HTTP 1.1 is backing up the web as we know it, but it starts to show up its age.

Google already built SPDY – a protocol that proves to be twice as fast as HTTP. Remember the OSI Model layer stack? SPDY adds a session layer atop of SSL that allows for multiple concurrent, interleaved streams over a single TCP connection. The main features of SPDY are:
– Multiplexed streams
– Request prioritization
– HTTP header compression
– Server push
– Server hint
More details about SPDY: http://dev.chromium.org/spdy/spdy-whitepaper

Microsoft came later in the game with a kinky proposal: HTTP S&M, Speed and Mobility. The HTTP Speed+Mobility proposal starts from both the Google SPDY protocol and the work the industry has done around WebSockets. Microsoft seems to be less concerned with speed, and more concern with the mobile apps and devices, as well as backwards compliance. As far as the Web sockets are concerned, they are a HTML5 feature aimed to address the request/response architecture of the web. There is an persistent connection between the client and the server and both parties can start sending data at any time.

A good comparative analysis here: S&M vs. SPDY: Microsoft and Google battle over the future of HTTP 2.0

In one-year time, IETF should come up with a proposal for the HTTP 2.0. Note to self: check back next year 🙂

What really happens when you navigate to an URL

Speaking about HTTP: A nice refresher about how the current HTTP (1.1) works:
http://igoro.com/archive/what-really-happens-when-you-navigate-to-a-url/
DNS caching, CDN, ETag headers, Content-Encoding gzip, long-polling and the rest…

Review your privacy and cookies policy

Speaking about cookies, from a technical point of view, the only things you need to remember are the cookie attributes: name, value, domain, path, expires, secure, httponly. Server sets them, browser saves them and sends along with the subsequent requests. Ah, and don’t forget about session vs persistent cookies (see the ‘expires’ attributes).

Then, in the recent context of privacy and data protection, as a site owner it’s a good a idea to have a cookie audit. Not necessarily to comply with the EU’s privacy directive (the Cookie law), but because it’s good for the site owners and their users to have clearer policies and information on privacy.
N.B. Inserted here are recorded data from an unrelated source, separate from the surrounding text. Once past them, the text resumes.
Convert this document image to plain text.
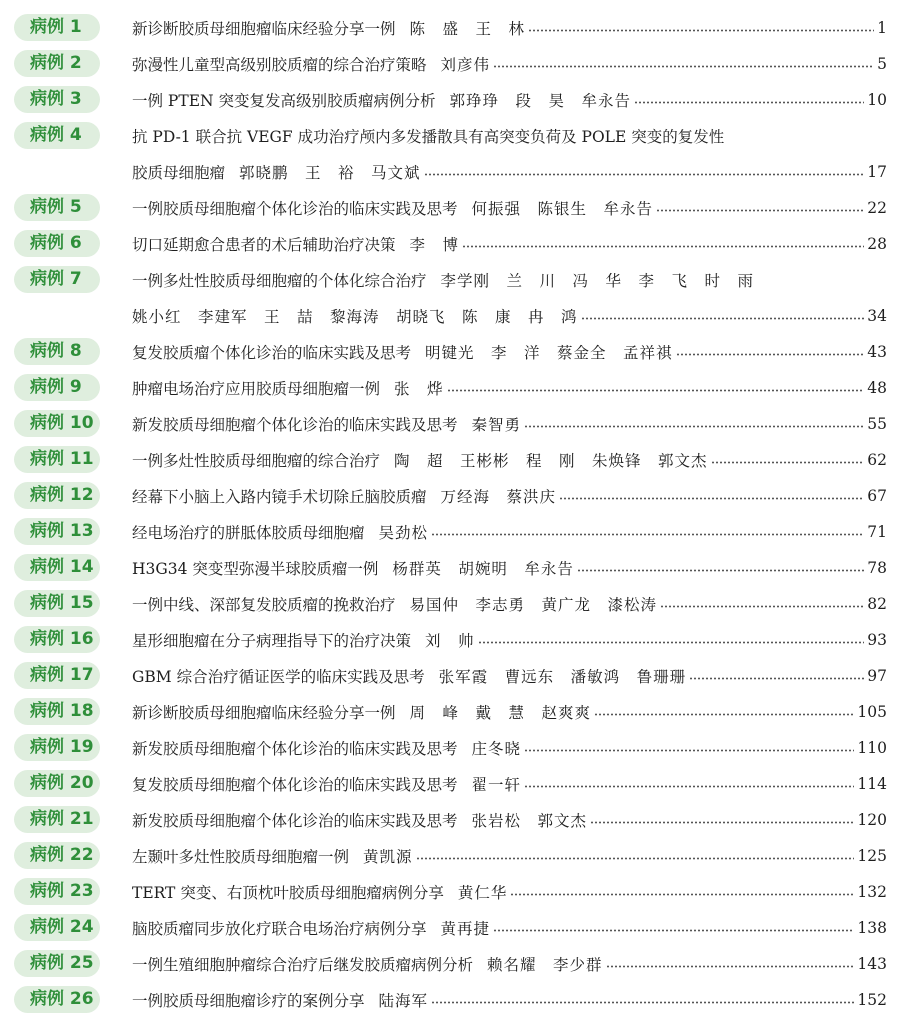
病例 1	新诊断胶质母细胞瘤临床经验分享一例 陈　盛　王　林	1
病例 2	弥漫性儿童型高级别胶质瘤的综合治疗策略 刘彦伟	5
病例 3	一例 PTEN 突变复发高级别胶质瘤病例分析 郭琤琤　段　昊　牟永告	10
病例 4	抗 PD-1 联合抗 VEGF 成功治疗颅内多发播散具有高突变负荷及 POLE 突变的复发性
胶质母细胞瘤 郭晓鹏　王　裕　马文斌	17
病例 5	一例胶质母细胞瘤个体化诊治的临床实践及思考 何振强　陈银生　牟永告	22
病例 6	切口延期愈合患者的术后辅助治疗决策 李　博	28
病例 7	一例多灶性胶质母细胞瘤的个体化综合治疗 李学刚　兰　川　冯　华　李　飞　时　雨
姚小红　李建军　王　喆　黎海涛　胡晓飞　陈　康　冉　鸿	34
病例 8	复发胶质瘤个体化诊治的临床实践及思考 明键光　李　洋　蔡金全　孟祥祺	43
病例 9	肿瘤电场治疗应用胶质母细胞瘤一例 张　烨	48
病例 10	新发胶质母细胞瘤个体化诊治的临床实践及思考 秦智勇	55
病例 11	一例多灶性胶质母细胞瘤的综合治疗 陶　超　王彬彬　程　刚　朱焕锋　郭文杰	62
病例 12	经幕下小脑上入路内镜手术切除丘脑胶质瘤 万经海　蔡洪庆	67
病例 13	经电场治疗的胼胝体胶质母细胞瘤 吴劲松	71
病例 14	H3G34 突变型弥漫半球胶质瘤一例 杨群英　胡婉明　牟永告	78
病例 15	一例中线、深部复发胶质瘤的挽救治疗 易国仲　李志勇　黄广龙　漆松涛	82
病例 16	星形细胞瘤在分子病理指导下的治疗决策 刘　帅	93
病例 17	GBM 综合治疗循证医学的临床实践及思考 张军霞　曹远东　潘敏鸿　鲁珊珊	97
病例 18	新诊断胶质母细胞瘤临床经验分享一例 周　峰　戴　慧　赵爽爽	105
病例 19	新发胶质母细胞瘤个体化诊治的临床实践及思考 庄冬晓	110
病例 20	复发胶质母细胞瘤个体化诊治的临床实践及思考 翟一轩	114
病例 21	新发胶质母细胞瘤个体化诊治的临床实践及思考 张岩松　郭文杰	120
病例 22	左颞叶多灶性胶质母细胞瘤一例 黄凯源	125
病例 23	TERT 突变、右顶枕叶胶质母细胞瘤病例分享 黄仁华	132
病例 24	脑胶质瘤同步放化疗联合电场治疗病例分享 黄再捷	138
病例 25	一例生殖细胞肿瘤综合治疗后继发胶质瘤病例分析 赖名耀　李少群	143
病例 26	一例胶质母细胞瘤诊疗的案例分享 陆海军	152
The people at econsultancy.com found 3 levels of approach:

Level 1 = a more prominent link to the privacy policy and improved information within the policy itself
Level 2 = user can selectively opt in/out of groups of cookies
Level 3 = active opt-in (the only one strictly compliant)

Next Captchas will be about recognizing objects in images

Speaking about privacy and data protection, it looks like the computers are catching up with humans. Using machine learning, a San Francisco-based company is working on a software with the goal of developing a sense of vision for the machines. By ‘sense of vision’ they mean:

– recognize letters wherever they appear,
– identify objects in photographs,
– and generally do all the stuff any kid with healthy vision can do

The first progress report says their software solves CAPTCHAs, on average 90% of the time.

Captcha’s original creator, Luis von Ahn, says: ‘An advance like this isn’t the end of CAPTCHA, although in time, CAPTCHA-breaking is likely to evolve to the point where companies will need to rely on another spambot gatekeeper. The next step is asking people to identify objects in photographs’. (http://www.popsci.com/article/technology/software-learns-crack-captchas)

Apparently, the only thing where humans are better than computers remains identifying objects in pictures. Oh, wait: Google+ can now identify random, untagged objects in your photos, so you can search for “cat” and find photos of your cat purely by object recognition alone

UML: Generalization vs clasification

An easy one for the finish: be careful when you use a ‘is a’ relationship!
– classification – is an instance of
– generalisation – is a subtype of
Generalisation is transitive, whereas classification not.